Шагая к машине, которая ожидала его на площади Ногина, у наркомата угля — у первого подъезда ЦК стоянка не разрешалась, — он не знал, радоваться ему, горевать или смеяться. Шел и невольно сравнивал Хрущева со Сталиным. Приглашение к Сталину и встреча с ним — это было настоящее священнодействие, со своим ритуалом, своими жрецами, которые, начиная еще со Спасских ворот, куда ты входил под испуганными вопрошающими взглядами случайных прохожих на Красной площади, передавали тебя, что называется, из рук в руки, пока ты не оказывался в компании с неизменным Поскребышевым и теми своими немногими коллегами, которые тоже были приглашены, перед той самой дверью... Ну, а уж за нею начиналось такое, что можно было сравнить только с явлением Христа народу, как с легкой иронией, народившейся в последние годы, вспоминал он теперь.
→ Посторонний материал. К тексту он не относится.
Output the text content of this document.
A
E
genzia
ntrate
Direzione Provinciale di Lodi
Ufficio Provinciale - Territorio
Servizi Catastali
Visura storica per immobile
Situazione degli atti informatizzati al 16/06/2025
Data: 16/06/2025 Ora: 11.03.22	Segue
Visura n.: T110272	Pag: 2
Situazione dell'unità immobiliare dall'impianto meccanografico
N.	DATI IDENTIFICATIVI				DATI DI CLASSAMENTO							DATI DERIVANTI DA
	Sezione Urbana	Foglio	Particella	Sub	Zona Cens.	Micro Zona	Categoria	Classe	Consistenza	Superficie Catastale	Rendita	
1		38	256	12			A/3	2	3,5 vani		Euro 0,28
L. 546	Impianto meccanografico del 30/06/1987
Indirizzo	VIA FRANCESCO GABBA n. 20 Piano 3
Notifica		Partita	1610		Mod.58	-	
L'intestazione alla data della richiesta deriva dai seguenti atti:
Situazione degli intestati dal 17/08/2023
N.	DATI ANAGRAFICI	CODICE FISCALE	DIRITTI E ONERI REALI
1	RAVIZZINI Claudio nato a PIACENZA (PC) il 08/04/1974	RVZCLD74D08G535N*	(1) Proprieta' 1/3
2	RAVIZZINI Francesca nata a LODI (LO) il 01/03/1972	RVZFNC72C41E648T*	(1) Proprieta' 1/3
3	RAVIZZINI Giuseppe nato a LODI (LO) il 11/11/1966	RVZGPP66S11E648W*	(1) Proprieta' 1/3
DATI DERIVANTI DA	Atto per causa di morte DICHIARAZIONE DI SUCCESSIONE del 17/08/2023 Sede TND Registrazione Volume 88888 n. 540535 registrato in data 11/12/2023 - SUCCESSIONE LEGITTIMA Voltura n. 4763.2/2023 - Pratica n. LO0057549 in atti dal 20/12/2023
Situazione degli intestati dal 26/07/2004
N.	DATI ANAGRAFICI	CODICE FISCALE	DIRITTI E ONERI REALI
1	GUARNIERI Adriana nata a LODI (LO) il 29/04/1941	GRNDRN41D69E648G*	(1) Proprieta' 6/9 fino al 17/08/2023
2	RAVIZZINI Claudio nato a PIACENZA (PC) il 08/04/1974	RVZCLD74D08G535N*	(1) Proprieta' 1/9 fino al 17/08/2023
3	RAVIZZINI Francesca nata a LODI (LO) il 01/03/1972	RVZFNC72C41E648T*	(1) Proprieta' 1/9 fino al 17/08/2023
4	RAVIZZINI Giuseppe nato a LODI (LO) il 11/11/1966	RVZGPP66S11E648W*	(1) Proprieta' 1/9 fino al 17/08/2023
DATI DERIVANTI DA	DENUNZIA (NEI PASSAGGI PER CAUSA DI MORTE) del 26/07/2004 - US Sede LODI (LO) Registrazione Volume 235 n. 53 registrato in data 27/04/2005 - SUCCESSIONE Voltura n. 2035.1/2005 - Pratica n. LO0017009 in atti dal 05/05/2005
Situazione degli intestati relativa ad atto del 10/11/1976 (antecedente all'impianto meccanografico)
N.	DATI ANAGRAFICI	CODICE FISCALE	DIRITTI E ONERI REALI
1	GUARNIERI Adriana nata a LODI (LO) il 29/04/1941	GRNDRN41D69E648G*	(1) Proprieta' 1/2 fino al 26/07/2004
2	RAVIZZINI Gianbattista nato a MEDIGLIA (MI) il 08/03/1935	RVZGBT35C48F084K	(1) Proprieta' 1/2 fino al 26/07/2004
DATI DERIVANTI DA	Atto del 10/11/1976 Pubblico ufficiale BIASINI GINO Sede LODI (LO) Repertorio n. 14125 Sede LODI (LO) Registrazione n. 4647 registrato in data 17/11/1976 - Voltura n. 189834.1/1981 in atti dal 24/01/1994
Каждое слово, каждый жест, каждое дуновение сквознячка, пробивавшегося сквозь фрамуги, движение каждого завитка дыма, исходившего из трубки единственного курившего в зале Сталина, было преисполнено особого значения, сразу же на каких-то невидимых скрижалях вписывалось в историю. В практическом плане слова вождя уже на следующий день, если не раньше, преломлялись в делах и судьбах книг, людей, целых народов.
С Хрущевым... Словно он не у главы государства и партии побывал только что, одержавшего гигантскую политическую победу, а у председателя какого-нибудь не первой руки облисполкома, в лучшем случае секретаря обкома — с его переполненной приемной, не умолкающими телефонами, затурканностью.
Визит Симонова к Хрущеву не остался в секрете.
Вскоре на дачу в Красную Пахру заглянул, вроде бы ненароком, Твардовский и поведал, что ему официально предложили журнал. О подробностях разговора K.M. с Никитой, как теперь все чаще называли Хрущева, он, человек деликатный, не расспрашивал.
Все было улажено, но именно теперь-то К.М. решил не торопиться, подготовиться основательно. Хорошее состояние духа, которое всегда приходило вслед за ясностью в важных вопросах, вернулось к нему.
Пришло давненько уже не посещавшее его ощущение согласия с самим собой, при котором ему и море по колено.
На различных более или менее широких писательских и иных форумах он теперь без устали повторял, что главное дело писателя — писать. Да, писать.
— Мы, писатели, недостаточно хорошо знаем жизнь, но относим это ко всем другим, кроме себя. Мне лично, например, в последние годы, чем дальше, тем больше, кажется, что мне не хватает глубокого знания жизни, что я как писатель живу за счет старых запасов, накопленных в те годы, когда я был военным журналистом, много ездил и много видел. Мне хочется, и я надеюсь, не откладывая в долгий ящик, выполнить свое желание, снова, не на месяц, не на два, а на более серьезный срок вновь сделаться газетчиком, оказаться в качестве газетчика таким же участником мирного сражения за коммунизм, какими многие из нас с пользой для литературы были в отгремевшем великом сражении с фашизмом.
Слетав в Ташкент — разведка боем, он вернулся оттуда еще более воодушевленным. В писательской среде, да и везде в республике, его приезду, он почувствовал, радовались, его ждали... За считанные дни он умудрился там впрячься сразу в несколько возов — взялся переводить новую повесть Абдуллы Кахара, обещал прочитать лекцию в военном гарнизоне, провести семинар для молодых журналистов в республиканской газете, отправиться по заданию «Правды» на строительство газопровода «Бухара-Газли».
Дома тоже царило воодушевление. Лариса радовалась отъезду, понимала: он поможет мужу сразу порвать со многим, что отягощало жизнь, тянуло в прошлое. Шурка росла не по дням, а по часам и уже ходила, держась за палец. Катька бойко зубрила гаммы и французский. Старики и с той, и с другой стороны стали чаще навещать «молодых» перед предстоящей разлукой.
Только Нина Павловна грустила, и ему дорога была ее печаль. Они впервые разлучались так надолго после ее отъезда в 1950 году в Красноярск к ссыльному мужу.